The newly launched report, which will appear annually, covers a range of trends and indicators, including statistics on sectoral, regional and South-South trade, on export diversification and sophistication, and on intra-industry trade. Its aim is to present factual information on global trade in a concise and accessible manner, and to provide useful background information for government delegates, policymakers, and others working in the global trade arena.
The publication shows that, notwithstanding the economic crisis, world trade has increased dramatically over the past decade, rising almost threefold since 2002 to reach about $18.5 trillion in 2012. Developing countries have assumed an increasing share in these trade flows, and they now account for almost half of global exports. And yet, data at the regional level reveal that developing countries' integration into the global economy is characterized by wide variations in performance, with East Asia continuing to dominate these flows of merchandise. Increased demand in developing (especially middle-income) countries, paired with a fragmentation of production processes, has resulted in a rapid increase in South-South trade, the report says.
Trade patterns across different categories of products, and across economic sectors, are also examined in the publication. The last decade has seen an overall increase in the importance of primary products in world trade, prompted by a surge in demand in emerging markets and by a consequent rise in commodity prices.
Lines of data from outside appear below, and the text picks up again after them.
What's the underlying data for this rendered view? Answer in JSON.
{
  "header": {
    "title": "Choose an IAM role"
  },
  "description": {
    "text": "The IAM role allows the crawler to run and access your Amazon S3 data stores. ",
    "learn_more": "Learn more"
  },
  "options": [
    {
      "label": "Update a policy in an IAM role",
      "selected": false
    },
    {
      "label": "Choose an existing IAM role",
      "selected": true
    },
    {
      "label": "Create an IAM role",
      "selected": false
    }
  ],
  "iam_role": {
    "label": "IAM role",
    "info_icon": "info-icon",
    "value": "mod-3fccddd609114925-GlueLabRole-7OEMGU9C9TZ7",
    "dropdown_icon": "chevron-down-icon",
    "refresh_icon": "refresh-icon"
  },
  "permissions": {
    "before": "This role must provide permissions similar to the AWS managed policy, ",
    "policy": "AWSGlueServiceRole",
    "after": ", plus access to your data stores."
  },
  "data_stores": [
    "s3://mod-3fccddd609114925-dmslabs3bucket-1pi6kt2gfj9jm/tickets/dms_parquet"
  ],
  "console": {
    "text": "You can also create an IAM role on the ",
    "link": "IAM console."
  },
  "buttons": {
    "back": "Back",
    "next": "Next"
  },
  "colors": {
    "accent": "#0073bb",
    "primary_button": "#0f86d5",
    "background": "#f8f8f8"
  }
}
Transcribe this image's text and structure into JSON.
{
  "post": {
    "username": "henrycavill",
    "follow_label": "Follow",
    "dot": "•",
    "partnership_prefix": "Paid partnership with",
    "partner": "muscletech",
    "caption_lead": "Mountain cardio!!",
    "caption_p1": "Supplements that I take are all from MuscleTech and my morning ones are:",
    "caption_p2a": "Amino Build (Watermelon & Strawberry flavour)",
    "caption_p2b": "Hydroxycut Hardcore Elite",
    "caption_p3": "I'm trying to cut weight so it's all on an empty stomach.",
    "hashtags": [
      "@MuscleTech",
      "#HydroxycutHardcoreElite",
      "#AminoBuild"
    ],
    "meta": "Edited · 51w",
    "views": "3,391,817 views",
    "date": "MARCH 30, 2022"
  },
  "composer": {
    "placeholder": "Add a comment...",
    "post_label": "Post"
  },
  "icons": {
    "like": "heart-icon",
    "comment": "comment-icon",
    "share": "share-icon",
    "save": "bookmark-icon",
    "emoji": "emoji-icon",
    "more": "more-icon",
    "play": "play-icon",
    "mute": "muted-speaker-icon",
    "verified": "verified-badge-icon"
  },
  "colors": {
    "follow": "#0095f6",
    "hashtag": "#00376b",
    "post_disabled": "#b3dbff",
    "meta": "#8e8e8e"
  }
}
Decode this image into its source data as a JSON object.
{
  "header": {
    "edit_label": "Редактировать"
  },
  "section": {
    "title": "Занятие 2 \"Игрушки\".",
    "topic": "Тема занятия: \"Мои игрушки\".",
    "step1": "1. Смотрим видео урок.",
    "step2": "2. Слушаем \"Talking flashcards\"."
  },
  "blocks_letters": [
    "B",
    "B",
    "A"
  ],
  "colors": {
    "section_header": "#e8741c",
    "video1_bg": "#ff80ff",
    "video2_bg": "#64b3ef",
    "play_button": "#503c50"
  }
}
Notably, the energy-related sector is the largest (and fastest-growing) in terms of value of trade. It now accounts for about a fifth of world trade.
The report notes that the dependence of many developing countries on exports of natural resources and other commodities makes them particularly vulnerable to price movements in international markets. Despite these countries' efforts to diversify, the export basket of many developing - and particularly low-income - countries has remained tied to unprocessed products that have lower technological content and value addition, and therefore limited growth potential.